Anda di halaman 1dari 4

Tugas 4

Senin, 4 November 2019

Farah Salsabila (1706073326)

TEMAN SEJATI AKAN SELALU KEMBALI

Sore itu, Seruni sangat gelisah, sebab dirinya terlalu larut dalam kesedihan, sedangkan
kuliahnya tidak terlalu diperhatikan. Jatah absennya sudah mulai menipis akibat ketidak
sanggupannya masuk kelas dari beberapa minggu yang lalu, dan ia jarang sekali mengerjakan
tugasnya, sampai-sampai banyak nilai hariannya yang kosong. Hal serupa itu kadang
membuat dirinya mengingat masa-masa di mana ia terlena akan kehidupan barunya selepas
SMA. Lingkungan yang nyaman dan pergaulan yang dahulu terasa menyenangkan membuat
dirinya sewaktu-waktu lupa bahwa ada kewajiban yang harus ia tuntaskan dengan
keberadaannya di kampus. Kini, ia menyesali semuanya.

***
Seruni adalah seorang anak kota yang bersekolah di salah satu SMA negeri ternama di
Jakarta Selatan. Dengan penuh rasa syukur, ia dapat diterima di universitas negeri terbaik di
ibukota. Selama masa SMA, ia tidak begitu serius dalam kegiatan akademiknya, begitulah
adanya ketika sedari SMA sudah terbawa arus pergaulan yang lebih mementingkan bermain
dibanding belajar. Akan tetapi, di sisi lain, Seruni dapat dengan bangganya menepuk
pundaknya sendiri karena usahanya dalam menggapai impian berkuliah di universitas
ternama itu tidak sia-sia, walau baru gencar belajar ketika mendekati hari ujian SBMPTN dan
juga Ujian Mandiri, namun impiannya tetap dapat ia capai dari hasil keringatnya sendiri.

Terpaksa Seruni harus berpisah dengan enam belas sahabat perempuannya serta
meninggalkan kenangan-kenangan manis semasa SMA-nya itu.
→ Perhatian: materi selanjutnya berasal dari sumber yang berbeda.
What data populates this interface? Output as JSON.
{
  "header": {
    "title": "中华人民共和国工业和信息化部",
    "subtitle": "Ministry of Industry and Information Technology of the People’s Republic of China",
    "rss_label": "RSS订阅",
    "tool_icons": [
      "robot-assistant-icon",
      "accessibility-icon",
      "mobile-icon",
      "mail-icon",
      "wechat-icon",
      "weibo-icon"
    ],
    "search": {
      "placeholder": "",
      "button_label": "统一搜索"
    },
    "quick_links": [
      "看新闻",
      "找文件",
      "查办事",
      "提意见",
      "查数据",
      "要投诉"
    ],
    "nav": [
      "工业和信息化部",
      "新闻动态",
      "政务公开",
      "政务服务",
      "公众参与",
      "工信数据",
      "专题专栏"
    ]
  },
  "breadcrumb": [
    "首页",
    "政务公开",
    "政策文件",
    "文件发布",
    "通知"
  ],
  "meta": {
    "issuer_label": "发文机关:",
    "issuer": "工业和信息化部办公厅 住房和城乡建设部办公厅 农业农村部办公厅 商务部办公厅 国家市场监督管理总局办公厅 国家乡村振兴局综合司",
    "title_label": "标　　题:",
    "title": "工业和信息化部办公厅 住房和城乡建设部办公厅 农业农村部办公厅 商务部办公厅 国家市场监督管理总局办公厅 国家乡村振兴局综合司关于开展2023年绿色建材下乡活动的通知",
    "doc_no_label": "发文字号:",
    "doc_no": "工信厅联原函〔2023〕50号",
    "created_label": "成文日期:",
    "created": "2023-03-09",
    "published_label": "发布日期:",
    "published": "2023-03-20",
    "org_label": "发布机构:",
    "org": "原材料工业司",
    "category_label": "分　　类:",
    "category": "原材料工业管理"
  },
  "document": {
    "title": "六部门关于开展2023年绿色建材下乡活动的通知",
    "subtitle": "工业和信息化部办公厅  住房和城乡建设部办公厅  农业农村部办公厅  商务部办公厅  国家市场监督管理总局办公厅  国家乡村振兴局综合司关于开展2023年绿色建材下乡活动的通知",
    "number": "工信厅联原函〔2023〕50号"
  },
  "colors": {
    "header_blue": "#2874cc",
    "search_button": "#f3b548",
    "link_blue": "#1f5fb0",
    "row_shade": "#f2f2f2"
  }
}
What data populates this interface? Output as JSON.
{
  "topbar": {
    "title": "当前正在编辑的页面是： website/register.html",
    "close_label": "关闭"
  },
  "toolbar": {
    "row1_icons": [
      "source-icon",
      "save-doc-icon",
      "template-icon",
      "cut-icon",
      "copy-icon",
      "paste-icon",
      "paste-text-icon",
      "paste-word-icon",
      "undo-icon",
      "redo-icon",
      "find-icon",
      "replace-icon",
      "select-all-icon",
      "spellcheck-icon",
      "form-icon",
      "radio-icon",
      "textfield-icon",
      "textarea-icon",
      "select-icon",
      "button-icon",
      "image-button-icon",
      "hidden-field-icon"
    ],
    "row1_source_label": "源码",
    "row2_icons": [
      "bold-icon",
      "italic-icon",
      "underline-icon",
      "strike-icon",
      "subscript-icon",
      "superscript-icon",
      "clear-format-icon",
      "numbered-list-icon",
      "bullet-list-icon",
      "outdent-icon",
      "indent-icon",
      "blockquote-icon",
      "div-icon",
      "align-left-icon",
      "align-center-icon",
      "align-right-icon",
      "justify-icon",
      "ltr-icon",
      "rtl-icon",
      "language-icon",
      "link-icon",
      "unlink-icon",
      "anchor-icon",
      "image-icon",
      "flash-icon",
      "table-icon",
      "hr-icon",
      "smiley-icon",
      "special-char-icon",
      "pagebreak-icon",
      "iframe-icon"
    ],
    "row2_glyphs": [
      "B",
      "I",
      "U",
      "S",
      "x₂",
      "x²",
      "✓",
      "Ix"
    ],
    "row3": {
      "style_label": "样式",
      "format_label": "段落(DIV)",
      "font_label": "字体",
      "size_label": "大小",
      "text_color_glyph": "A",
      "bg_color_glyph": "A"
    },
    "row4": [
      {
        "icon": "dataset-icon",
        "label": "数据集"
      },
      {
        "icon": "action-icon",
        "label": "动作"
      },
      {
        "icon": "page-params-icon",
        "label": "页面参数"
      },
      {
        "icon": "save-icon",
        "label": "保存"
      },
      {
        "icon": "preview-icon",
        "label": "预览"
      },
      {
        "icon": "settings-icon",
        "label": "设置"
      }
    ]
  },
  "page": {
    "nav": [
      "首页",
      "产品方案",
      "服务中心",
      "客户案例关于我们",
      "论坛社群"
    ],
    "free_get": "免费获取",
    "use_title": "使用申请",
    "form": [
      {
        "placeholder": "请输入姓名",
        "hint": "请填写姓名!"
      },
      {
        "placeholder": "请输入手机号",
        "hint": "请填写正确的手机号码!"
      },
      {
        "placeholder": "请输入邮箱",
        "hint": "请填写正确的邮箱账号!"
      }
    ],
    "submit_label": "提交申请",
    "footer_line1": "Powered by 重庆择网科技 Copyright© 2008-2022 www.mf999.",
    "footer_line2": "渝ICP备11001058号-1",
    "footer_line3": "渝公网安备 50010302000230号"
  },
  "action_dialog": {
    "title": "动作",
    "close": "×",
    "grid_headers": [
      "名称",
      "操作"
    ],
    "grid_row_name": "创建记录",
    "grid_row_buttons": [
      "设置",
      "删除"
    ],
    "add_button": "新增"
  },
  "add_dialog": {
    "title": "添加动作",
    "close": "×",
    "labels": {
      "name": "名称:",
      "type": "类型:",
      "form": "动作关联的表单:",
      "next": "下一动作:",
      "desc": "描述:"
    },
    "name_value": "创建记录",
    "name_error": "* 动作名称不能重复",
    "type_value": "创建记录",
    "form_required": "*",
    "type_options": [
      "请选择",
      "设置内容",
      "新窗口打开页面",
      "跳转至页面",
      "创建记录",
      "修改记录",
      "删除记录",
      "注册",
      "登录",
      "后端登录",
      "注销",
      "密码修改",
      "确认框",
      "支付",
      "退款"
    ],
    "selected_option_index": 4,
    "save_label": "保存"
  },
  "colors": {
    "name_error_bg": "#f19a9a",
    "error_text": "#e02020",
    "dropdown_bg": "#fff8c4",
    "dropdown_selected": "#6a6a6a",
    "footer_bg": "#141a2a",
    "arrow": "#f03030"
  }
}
Satu di antara keenam belas
sahabatnya tersebut merupakan yang paling dekat dengan dirinya, Della, berkuliah jauh di
Malang sana. Semua kisah yang saling mereka bagi pun berakhir ketika mereka sama-sama
memasuki masa menjadi mahasiswa. Seolah-olah mereka berdua sudah saling melupakan
setelah menginjakkan kaki di kampus masing-masing, dan mereka baik-baik saja dengan hal
itu. Terutama Seruni, yang sudah terlalu asyik bermain di dalam dunia barunya.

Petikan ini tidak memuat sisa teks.